Thanks for helping me to understand the tunning process of ADVI @junpenglao. I’m sorry that it took some time for me to reply back. I took a break from everything for few days (it is a festival season in my country
).
With this tuning I was able to get the accuracy close to MCMC, yet the ADVI took more than 40s where as MCMC converged within 2s. This is yet contradictory to our expectations since, ADVI is supposed to be faster than MCMC.
I wanted to investigate this statement and more importantly find out if the cause for the ridiculous time taken for the ADVI convergence is due to the differences in the scale of parameters. Therefore, I generated very simple dataset with single predictor variable in order to simulate a simple linear regression model to simplify the task.
These are the results,
100%|██████████| 3500/3500 [00:04<00:00, 749.04it/s]
Average Loss = 14.753: 100%|██████████| 10000/10000 [00:02<00:00, 3427.40it/s]

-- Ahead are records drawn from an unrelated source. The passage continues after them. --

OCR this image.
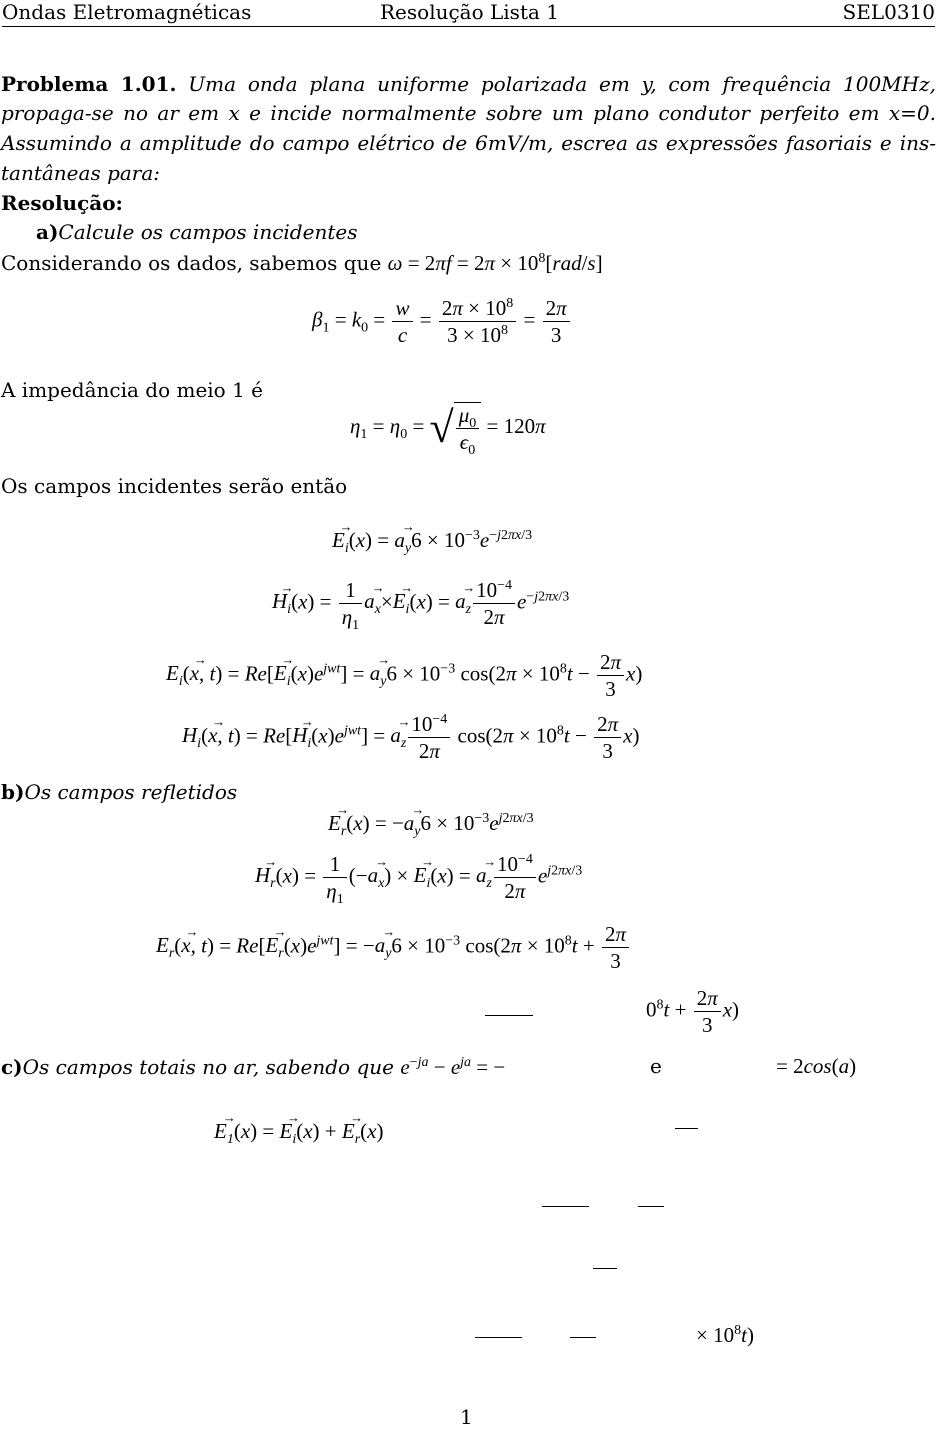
Ondas Eletromagnéticas	Resolução Lista 1	SEL0310
Problema 1.01. Uma onda plana uniforme polarizada em y, com frequência 100MHz,
propaga-se no ar em x e incide normalmente sobre um plano condutor perfeito em x=0.
Assumindo a amplitude do campo elétrico de 6mV/m, escrea as expressões fasoriais e ins-
tantâneas para:
Resolução:
a)Calcule os campos incidentes
Considerando os dados, sabemos que $\omega = 2\pi f = 2\pi \times 10^8[rad/s]$
$\beta_1 = k_0 = \frac{w}{c} = \frac{2\pi \times 10^8}{3 \times 10^8} = \frac{2\pi}{3}$
A impedância do meio 1 é
$\eta_1 = \eta_0$ = √ $\frac{\mu_0}{\epsilon_0} = 120\pi$
Os campos incidentes serão então
$E_i \to(x) = a_y \to 6 \times 10^{-3}e^{-j2\pi x/3}$
$H_i \to(x) = \frac{1}{\eta_1} a_x \to\times E_i \to(x) = a_z \to \frac{10^{-4}}{2\pi} e^{-j2\pi x/3}$
$E_i(x$ →, $t) = Re[E_i \to(x)e^{jwt}] = a_y \to 6 \times 10^{-3}$ $\cos(2\pi \times 10^8t - \frac{2\pi}{3} x)$
$H_i(x$ →, $t) = Re[H_i \to(x)e^{jwt}] = a_z \to \frac{10^{-4}}{2\pi} \cos(2\pi \times 10^8t - \frac{2\pi}{3} x)$
b)Os campos refletidos
$E_r \to(x) = -a_y \to 6 \times 10^{-3}e^{j2\pi x/3}$
$H_r \to(x) = \frac{1}{\eta_1} (-a_x$ →) × $E_i \to(x) = a_z \to \frac{10^{-4}}{2\pi} e^{j2\pi x/3}$
$E_r(x$ →, $t) = Re[E_r \to(x)e^{jwt}] = -a_y \to 6 \times 10^{-3}$ $\cos(2\pi \times 10^8t + \frac{2\pi}{3}$
$0^8t + \frac{2\pi}{3} x$)
c)Os campos totais no ar, sabendo que $e^{-ja} - e^{ja}$ = −	e	= 2cos(a)
$E_1 \to(x) = E_i \to(x) + E_r \to(x)$
× $10^8t$)
1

Inference : MCMC, wall time : 5882ms, mse: 0.256141
Inference : ADVI, wall time : 7087ms, mse: 0.255874
Inference : VI, wall time : 1ms, mse: 0.257132
Now, I have a problem with interpreting the results. In my 5th question, I wanted to know the different between time shown next to the ADVI progress bar, and the wall time measure by wrapping the pm.fit() with start and end time statements. I assumed that 2s next to progress bar is the actual time taken for stochastic optimization, whereas the wall time measured by me is the time taken to perform automatic differentiation + stochastic optimization + other overheads.